Many people think that being invited to attend a funeral means that they immediately need to run out and buy a black dress or suit. Traditionally, black has been the color associated with mourning and grief. However, as time has progressed, so too have funeral customs and practices. While the rules aren’t as stringent as they used to be, you shouldn’t take that as permission to dress casually.
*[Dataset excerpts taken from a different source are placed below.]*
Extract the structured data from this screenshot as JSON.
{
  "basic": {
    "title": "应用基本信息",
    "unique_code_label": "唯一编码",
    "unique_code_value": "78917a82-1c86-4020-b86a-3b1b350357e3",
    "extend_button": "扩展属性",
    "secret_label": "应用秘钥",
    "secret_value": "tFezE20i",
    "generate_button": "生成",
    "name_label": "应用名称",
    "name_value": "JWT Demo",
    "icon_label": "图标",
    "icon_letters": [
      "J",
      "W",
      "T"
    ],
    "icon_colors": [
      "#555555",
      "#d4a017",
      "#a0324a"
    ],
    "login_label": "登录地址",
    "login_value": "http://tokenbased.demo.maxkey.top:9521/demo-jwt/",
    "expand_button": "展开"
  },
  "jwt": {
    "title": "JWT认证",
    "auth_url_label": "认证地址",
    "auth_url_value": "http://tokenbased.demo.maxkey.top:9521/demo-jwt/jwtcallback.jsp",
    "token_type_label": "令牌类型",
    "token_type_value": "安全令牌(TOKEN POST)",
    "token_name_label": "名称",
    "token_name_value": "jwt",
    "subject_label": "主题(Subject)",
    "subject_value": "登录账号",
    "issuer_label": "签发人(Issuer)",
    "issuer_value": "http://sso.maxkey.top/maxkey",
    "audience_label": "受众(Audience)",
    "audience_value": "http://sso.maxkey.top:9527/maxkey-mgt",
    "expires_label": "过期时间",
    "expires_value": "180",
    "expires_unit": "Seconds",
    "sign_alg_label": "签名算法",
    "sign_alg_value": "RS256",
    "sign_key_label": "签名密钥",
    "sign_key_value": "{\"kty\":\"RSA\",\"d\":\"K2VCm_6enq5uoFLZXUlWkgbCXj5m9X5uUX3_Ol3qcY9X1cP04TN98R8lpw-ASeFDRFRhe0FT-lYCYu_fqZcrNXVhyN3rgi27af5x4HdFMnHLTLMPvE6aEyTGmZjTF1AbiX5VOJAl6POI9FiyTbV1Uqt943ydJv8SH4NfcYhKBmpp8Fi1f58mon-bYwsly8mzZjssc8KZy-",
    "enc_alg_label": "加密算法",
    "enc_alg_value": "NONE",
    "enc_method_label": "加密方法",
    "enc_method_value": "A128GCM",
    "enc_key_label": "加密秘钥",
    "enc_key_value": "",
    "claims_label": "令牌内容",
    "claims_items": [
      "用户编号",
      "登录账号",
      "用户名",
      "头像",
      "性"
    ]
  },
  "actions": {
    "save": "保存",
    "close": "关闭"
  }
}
Typically, men and women should avoid wearing jeans, sneakers, or anything else that’s too casual. Most funerals are still considered formal occasions, so you should dress to impress. While you don’t necessarily have to wear black, you should stay away from flashy colors or attention grabbing prints. As a good rule of thumb, anything you might wear to a wedding or a job interview would be appropriate.

How to Act

It’s always a good idea to express your condolences. Some may hesitate to approach the grieving family because they feel it might be intrusive. In reality, grieving family members generally appreciate any support or condolences offered to them, no matter who they come from.

For some, it may be hard to figure out precisely how to express your feelings. The perfect words to say are the ones that are honest and sincere, regardless of how eloquently they’re spoken. Something like, “I’m so sorry for your loss, my thoughts and prayers are with you and your family” is perfect as long as it’s sincere.

It’s customary to offer a gift to the bereaved. It doesn’t have to be an extravagant one - something simple like flowers, a card, or a home-cooked meal are perfect. They’re tangible offerings of respect and condolences that show you care.

During and After the Service

During a funeral service, emotions run high. Crying is common, and certainly acceptable. If there’s a purposely humorous part of the service, then of course you can laugh. Over all, it’s important to be respectful of those around you. You may spot someone you haven’t seen in years, but the middle funeral service is not the time to chat and catch up.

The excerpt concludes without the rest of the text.